3/6/2008 COVER STORY
New York City Transit's Road to Reorganization
Charting the reorganization course at New York City Transit
by Jeff Stagl, managing editor
When Howard Roberts Jr. rides the subway to and from work each day, he makes sure he has a digital camera handy. The president of subway operator MTA New York City Transit (NYCT) photographs items on trains or at stations that need to be corrected. He’s concerned about every imperfection that could get in the way of NYCT serving more than 5 million subway riders daily.

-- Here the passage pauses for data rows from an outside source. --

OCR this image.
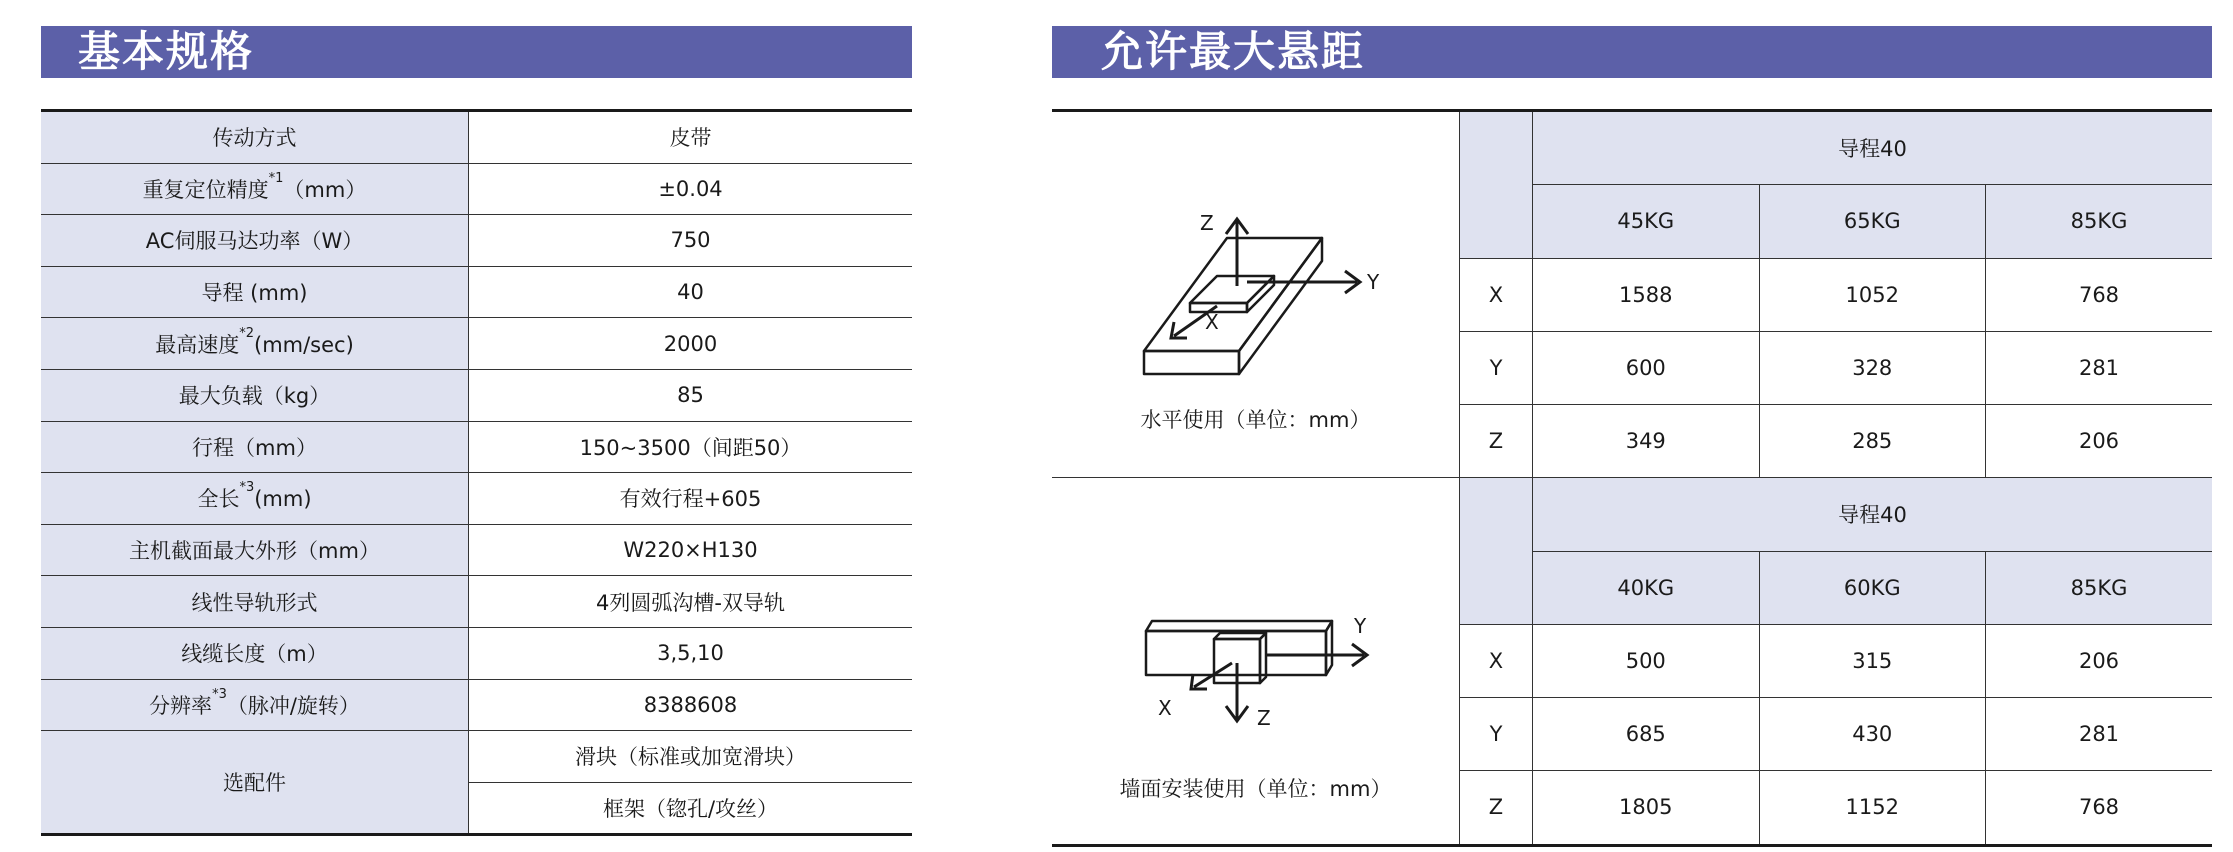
基本规格	允许最大悬距
传动方式	皮带
重复定位精度$^{*1}$（mm）	±0.04
AC伺服马达功率（W）	750
导程 (mm)	40
最高速度$^{*2}$(mm/sec)	2000
最大负载（kg）	85
行程（mm）	150~3500（间距50）
全长$^{*3}$(mm)	有效行程+605
主机截面最大外形（mm）	W220×H130
线性导轨形式	4列圆弧沟槽-双导轨
线缆长度（m）	3,5,10
分辨率$^{*3}$（脉冲/旋转）	8388608
选配件	滑块（标准或加宽滑块）
	框架（锪孔/攻丝）
Z
Y
X
水平使用（单位：mm）		导程40		
		45KG	65KG	85KG
	X	1588	1052	768
	Y	600	328	281
	Z	349	285	206

Y
Z
X
墙面安装使用（单位：mm）		导程40		
		40KG	60KG	85KG
	X	500	315	206
	Y	685	430	281
	Z	1805	1152	768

Shortly after taking the reins of the Big Apple’s more than century-old subway system in April 2007, he took a snapshot of another sort. A former transportation consultant, Roberts sized up NYCT’s entire organization — one that also operates a major bus system serving more than 2 million riders daily and employs 47,000 — and came up with a big picture that revealed a major service-impairing flaw.
The New York Metropolitan Transportation Authority agency’s subway division has a “stovepipe” organizational structure that’s poorly integrated because each department functions as a silo, says Roberts. As a result, the world’s second-largest subway system by size and third-largest by ridership is slow to identify and rectify operational shortcomings. For example, it might take a year to repair a broken speaker in one of NYCT’s 468 stations because it takes time for a work order to be drawn up, wind its way through several departments and continue changing hands, says Roberts.
So, he’s trying to decentralize NYCT to create a management structure that functions in unison — and with less bureaucracy — to speed decision-making and work processes.